According to Greg's email, organizations that contributed more than 100 changesets to the recently released 2.6.23 kernel included: Red Hat with 827 changesets (11.7%), IBM with 557 changesets (7.9%), the Linux Foundation with 528 changesets (7.5%), Novell with 449 changesets (6.3%), Intel with 242 changesets (3.4%), Oracle with 158 changesets (2.2%), MIPS Technologies with 143 changesets (2%), Nokia with 133 changesets (1.9%), and NetApp with 119 changesets (1.7%). Greg noted that there were a total of 7,075 changesets from 992 developers working for 126 different employers. 843 of the changesets (11.9%) were contributed by individuals reporting no sponsor for their work.

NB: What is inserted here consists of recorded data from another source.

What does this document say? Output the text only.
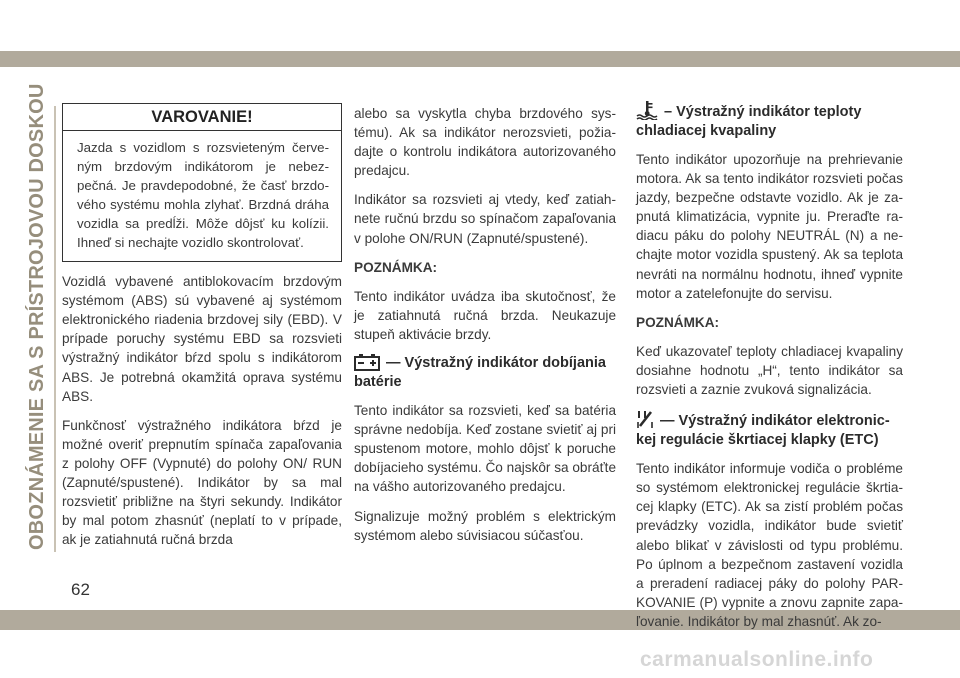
OBOZNÁMENIE SA S PRÍSTROJOVOU DOSKOU
62
VAROVANIE!
Jazda s vozidlom s rozsvieteným červeným brzdovým indikátorom je nebezpečná. Je pravdepodobné, že časť brzdového systému mohla zlyhať. Brzdná dráha vozidla sa predĺži. Môže dôjsť ku kolízii. Ihneď si nechajte vozidlo skontrolovať.

Vozidlá vybavené antiblokovacím brzdovým systémom (ABS) sú vybavené aj systémom elektronického riadenia brzdovej sily (EBD). V prípade poruchy systému EBD sa rozsvieti výstražný indikátor bŕzd spolu s indikátorom ABS. Je potrebná okamžitá oprava systému ABS.

Funkčnosť výstražného indikátora bŕzd je možné overiť prepnutím spínača zapaľovania z polohy OFF (Vypnuté) do polohy ON/ RUN (Zapnuté/spustené). Indikátor by sa mal rozsvietiť približne na štyri sekundy. Indikátor by mal potom zhasnúť (neplatí to v prípade, ak je zatiahnutá ručná brzda

alebo sa vyskytla chyba brzdového systému). Ak sa indikátor nerozsvieti, požiadajte o kontrolu indikátora autorizovaného predajcu.

Indikátor sa rozsvieti aj vtedy, keď zatiahnete ručnú brzdu so spínačom zapaľovania v polohe ON/RUN (Zapnuté/spustené).

POZNÁMKA:

Tento indikátor uvádza iba skutočnosť, že je zatiahnutá ručná brzda. Neukazuje stupeň aktivácie brzdy.

— Výstražný indikátor dobíjania batérie

Tento indikátor sa rozsvieti, keď sa batéria správne nedobíja. Keď zostane svietiť aj pri spustenom motore, mohlo dôjsť k poruche dobíjacieho systému. Čo najskôr sa obráťte na vášho autorizovaného predajcu.

Signalizuje možný problém s elektrickým systémom alebo súvisiacou súčasťou.

– Výstražný indikátor teploty chladiacej kvapaliny

Tento indikátor upozorňuje na prehrievanie motora. Ak sa tento indikátor rozsvieti počas jazdy, bezpečne odstavte vozidlo. Ak je zapnutá klimatizácia, vypnite ju. Preraďte radiacu páku do polohy NEUTRÁL (N) a nechajte motor vozidla spustený. Ak sa teplota nevráti na normálnu hodnotu, ihneď vypnite motor a zatelefonujte do servisu.

POZNÁMKA:

Keď ukazovateľ teploty chladiacej kvapaliny dosiahne hodnotu „H“, tento indikátor sa rozsvieti a zaznie zvuková signalizácia.

— Výstražný indikátor elektronickej regulácie škrtiacej klapky (ETC)

Tento indikátor informuje vodiča o probléme so systémom elektronickej regulácie škrtiacej klapky (ETC). Ak sa zistí problém počas prevádzky vozidla, indikátor bude svietiť alebo blikať v závislosti od typu problému. Po úplnom a bezpečnom zastavení vozidla a preradení radiacej páky do polohy PARKOVANIE (P) vypnite a znovu zapnite zapaľovanie. Indikátor by mal zhasnúť. Ak zo-

carmanualsonline.info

"Incidentally i was thinking about using KVM for automated testing. Important pieces of hardware should get an in-KVM simulator/emulator, that way developers who do not own that hardware can do functionality testing too," Ingo Molnar suggested during a thread discussing a SCSI driver bug fix. Linus Torvalds was originally unimpressed by the idea:
"Using emulators to test device drivers is almost certain to be pointless. The problem with device drivers tends to be timing issues, odd hardware interactions, and lots of strange (and sometimes undocumented) behaviour and dependencies (eg things like 'you have to wait 50us after setting the reset bit until the hardware has actually reset'). These are all things that you'd generally not catch in emulation - because the emulation by necessity is only going to be a very weak picture of the real thing."
Alan Cox countered, "for some things. I do it a bit because you can use it to fake failures that are tricky to do in the real world. It won't tell you the driver works but its surprisingly good for testing for races (forcing IRQ delivery at specific points), buggy hardware you don't posses, and things like media failures and timeouts your real hardware refuses to do." Linus acquiesced conditionally, "I do agree that you likely find bugs, even if quite often it's exactly because the behaviour is something that will never happen on real hardware," then acknowledged previous debugging efforts by Alan, "but failure testing is very useful - I forget who it was who debugged some driver by taking a CD and just scratching it mercilessly to induce read errors ;)" Ingo added, "something like that wont enable 100% coverage (or even reasonable coverage for most hardware), so it's no replacement for actual hard testing, but it could push out the domain of minimally tested code quite a bit and increase the quality of the kernel."